How can I prove that these two statements are equal:
Val.shru (Val.and a (Vint b)) (Vint c) = Vint ?3434 /\ ?3434 <> d
Val.shru (Val.and a (Vint b)) (Vint c) <> d
The concept is pretty simple but stuck in finding the right tactic to solve it. This is actually the Lemma I'm going to prove:
Require Import compcert.common.Values.
Require Import compcert.lib.Coqlib.
Require Import compcert.lib.Integers.
Lemma val_remains_int:
forall (a : val) (b c d: int),
(Val.shru (Val.and a (Vint b)) (Vint c)) <> (Vint d) ->
(exists (e : int), (Val.shru (Val.and a (Vint b)) (Vint c)) = (Vint e) /\ e <> d).
Proof.
intros.
eexists.
...
Admitted.
Thanks,
If you can construct a value of type int (i0 in the example below), then this lemma does not hold:
Require Import compcert.lib.Coqlib.
Require Import compcert.lib.Integers.
Require Import compcert.common.Values.
Variable i0 : int.
Fact counter_example_to_val_remains_int:
~ forall (a : val) (b c d: int),
(Val.shru (Val.and a (Vint b)) (Vint c)) <> (Vint d) ->
(exists (e : int),
(Val.shru (Val.and a (Vint b)) (Vint c)) = (Vint e)
/\ e <> d).
Proof.
intro H.
assert (Vundef <> Vint i0) as H0 by easy.
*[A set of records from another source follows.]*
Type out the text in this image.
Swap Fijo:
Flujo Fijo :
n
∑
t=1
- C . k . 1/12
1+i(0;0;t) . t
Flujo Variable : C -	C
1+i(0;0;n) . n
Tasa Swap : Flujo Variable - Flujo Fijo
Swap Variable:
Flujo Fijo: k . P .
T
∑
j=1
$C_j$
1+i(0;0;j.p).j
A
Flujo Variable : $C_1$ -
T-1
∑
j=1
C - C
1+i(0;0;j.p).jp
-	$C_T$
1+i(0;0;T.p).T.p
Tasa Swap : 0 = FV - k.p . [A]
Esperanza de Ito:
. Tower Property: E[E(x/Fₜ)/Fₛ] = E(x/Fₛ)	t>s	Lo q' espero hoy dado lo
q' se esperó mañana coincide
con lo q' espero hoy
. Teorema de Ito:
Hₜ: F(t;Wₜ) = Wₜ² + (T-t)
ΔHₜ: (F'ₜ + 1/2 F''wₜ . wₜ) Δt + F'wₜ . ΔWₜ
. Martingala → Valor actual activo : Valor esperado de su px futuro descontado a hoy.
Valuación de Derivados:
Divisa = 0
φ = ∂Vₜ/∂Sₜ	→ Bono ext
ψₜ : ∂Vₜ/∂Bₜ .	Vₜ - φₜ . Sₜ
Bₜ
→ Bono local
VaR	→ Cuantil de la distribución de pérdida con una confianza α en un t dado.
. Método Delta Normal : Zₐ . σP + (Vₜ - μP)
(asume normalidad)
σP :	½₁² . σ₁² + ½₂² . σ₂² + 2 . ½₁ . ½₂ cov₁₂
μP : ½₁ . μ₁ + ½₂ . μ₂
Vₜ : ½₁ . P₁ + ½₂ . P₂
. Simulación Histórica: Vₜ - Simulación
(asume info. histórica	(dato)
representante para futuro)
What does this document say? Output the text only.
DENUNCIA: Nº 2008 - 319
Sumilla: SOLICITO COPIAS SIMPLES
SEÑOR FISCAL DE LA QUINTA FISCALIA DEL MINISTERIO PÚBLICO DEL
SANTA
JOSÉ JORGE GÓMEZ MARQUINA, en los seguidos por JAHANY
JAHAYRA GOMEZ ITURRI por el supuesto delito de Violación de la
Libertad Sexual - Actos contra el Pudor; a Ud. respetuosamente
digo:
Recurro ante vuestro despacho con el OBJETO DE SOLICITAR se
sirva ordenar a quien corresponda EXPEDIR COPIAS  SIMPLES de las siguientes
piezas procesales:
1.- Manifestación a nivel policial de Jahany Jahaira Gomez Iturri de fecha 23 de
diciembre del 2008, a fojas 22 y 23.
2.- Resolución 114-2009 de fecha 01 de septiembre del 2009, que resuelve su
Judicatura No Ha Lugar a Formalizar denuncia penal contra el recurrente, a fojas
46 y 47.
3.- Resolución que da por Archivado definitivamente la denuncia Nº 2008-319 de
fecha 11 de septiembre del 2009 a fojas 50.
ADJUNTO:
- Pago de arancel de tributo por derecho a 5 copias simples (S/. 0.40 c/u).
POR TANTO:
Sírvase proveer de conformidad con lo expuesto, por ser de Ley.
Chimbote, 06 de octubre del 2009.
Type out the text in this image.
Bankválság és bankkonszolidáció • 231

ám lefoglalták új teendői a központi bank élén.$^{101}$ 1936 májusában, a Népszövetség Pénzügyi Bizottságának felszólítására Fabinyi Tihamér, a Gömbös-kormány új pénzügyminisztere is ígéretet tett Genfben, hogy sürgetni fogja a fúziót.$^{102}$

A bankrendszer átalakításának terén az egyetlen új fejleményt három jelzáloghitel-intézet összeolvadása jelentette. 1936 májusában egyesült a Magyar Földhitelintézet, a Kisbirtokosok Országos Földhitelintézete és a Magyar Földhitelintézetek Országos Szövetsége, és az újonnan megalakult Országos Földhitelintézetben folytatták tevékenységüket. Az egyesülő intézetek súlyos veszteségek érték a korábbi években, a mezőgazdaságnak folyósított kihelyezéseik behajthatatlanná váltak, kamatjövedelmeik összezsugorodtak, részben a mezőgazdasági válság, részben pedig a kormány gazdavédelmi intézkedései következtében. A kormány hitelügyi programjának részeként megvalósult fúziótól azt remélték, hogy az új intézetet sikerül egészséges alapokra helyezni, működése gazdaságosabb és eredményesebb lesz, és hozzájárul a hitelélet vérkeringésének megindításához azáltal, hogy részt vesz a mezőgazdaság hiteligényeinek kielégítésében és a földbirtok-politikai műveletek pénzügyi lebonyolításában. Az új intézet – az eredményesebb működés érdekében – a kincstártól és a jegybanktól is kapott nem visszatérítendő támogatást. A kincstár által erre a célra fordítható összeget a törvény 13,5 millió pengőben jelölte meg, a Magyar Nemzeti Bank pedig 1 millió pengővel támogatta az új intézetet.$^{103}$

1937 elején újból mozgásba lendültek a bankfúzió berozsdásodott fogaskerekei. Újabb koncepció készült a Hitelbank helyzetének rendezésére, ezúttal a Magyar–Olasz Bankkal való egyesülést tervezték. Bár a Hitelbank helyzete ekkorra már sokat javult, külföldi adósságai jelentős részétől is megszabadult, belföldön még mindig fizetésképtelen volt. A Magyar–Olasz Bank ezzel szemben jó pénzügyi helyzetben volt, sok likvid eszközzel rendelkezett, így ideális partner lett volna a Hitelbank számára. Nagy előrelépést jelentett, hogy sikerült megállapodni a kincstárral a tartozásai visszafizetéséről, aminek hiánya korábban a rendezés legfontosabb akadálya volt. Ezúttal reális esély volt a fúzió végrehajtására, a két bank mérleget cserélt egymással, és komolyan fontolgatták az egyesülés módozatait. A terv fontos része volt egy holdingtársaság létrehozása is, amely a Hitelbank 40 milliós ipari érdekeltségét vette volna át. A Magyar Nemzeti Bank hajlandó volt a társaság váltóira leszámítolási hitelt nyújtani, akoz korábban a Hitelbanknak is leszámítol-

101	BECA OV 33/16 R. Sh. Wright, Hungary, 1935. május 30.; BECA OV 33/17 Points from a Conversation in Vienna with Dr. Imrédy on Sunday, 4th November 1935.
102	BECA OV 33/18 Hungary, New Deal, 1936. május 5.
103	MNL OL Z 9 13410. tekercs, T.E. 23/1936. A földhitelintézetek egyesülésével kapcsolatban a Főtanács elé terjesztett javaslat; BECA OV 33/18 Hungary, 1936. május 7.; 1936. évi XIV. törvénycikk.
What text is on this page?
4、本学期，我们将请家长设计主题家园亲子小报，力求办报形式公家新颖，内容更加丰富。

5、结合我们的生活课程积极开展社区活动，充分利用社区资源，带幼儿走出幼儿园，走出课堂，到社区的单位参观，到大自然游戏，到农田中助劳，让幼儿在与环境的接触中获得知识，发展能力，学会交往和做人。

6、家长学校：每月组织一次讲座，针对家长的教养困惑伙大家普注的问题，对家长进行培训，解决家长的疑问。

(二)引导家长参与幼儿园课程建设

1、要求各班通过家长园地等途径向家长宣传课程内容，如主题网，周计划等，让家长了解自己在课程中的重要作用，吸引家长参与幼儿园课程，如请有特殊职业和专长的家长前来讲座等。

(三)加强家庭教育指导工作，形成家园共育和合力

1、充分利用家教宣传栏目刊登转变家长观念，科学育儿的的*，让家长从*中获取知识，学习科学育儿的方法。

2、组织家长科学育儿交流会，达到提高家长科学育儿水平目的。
specialize (H Vundef i0 i0 i0 H0); clear H0.
simpl in H.
destruct H as (? & contra & _).
discriminate contra.
Qed.
There are at least two reasons:
Val.and and Val.shru return Vundef for all arguments that are not Vint (it's an instance of the GIGO principle);Val.shru).As for the modified lemma you mentioned in your comment, simple reflexivity would do:
Lemma val_remains_int: forall a b c d: int,
Vint (Int.shru (Int.and a b) c) <> Vint d ->
exists (e : int), Vint (Int.shru (Int.and a b) c) = Vint e /\ e <> d.
Proof.
intros a b c d Hneq.
eexists. split.
- reflexivity.
- intro Heq. subst. auto.
Qed.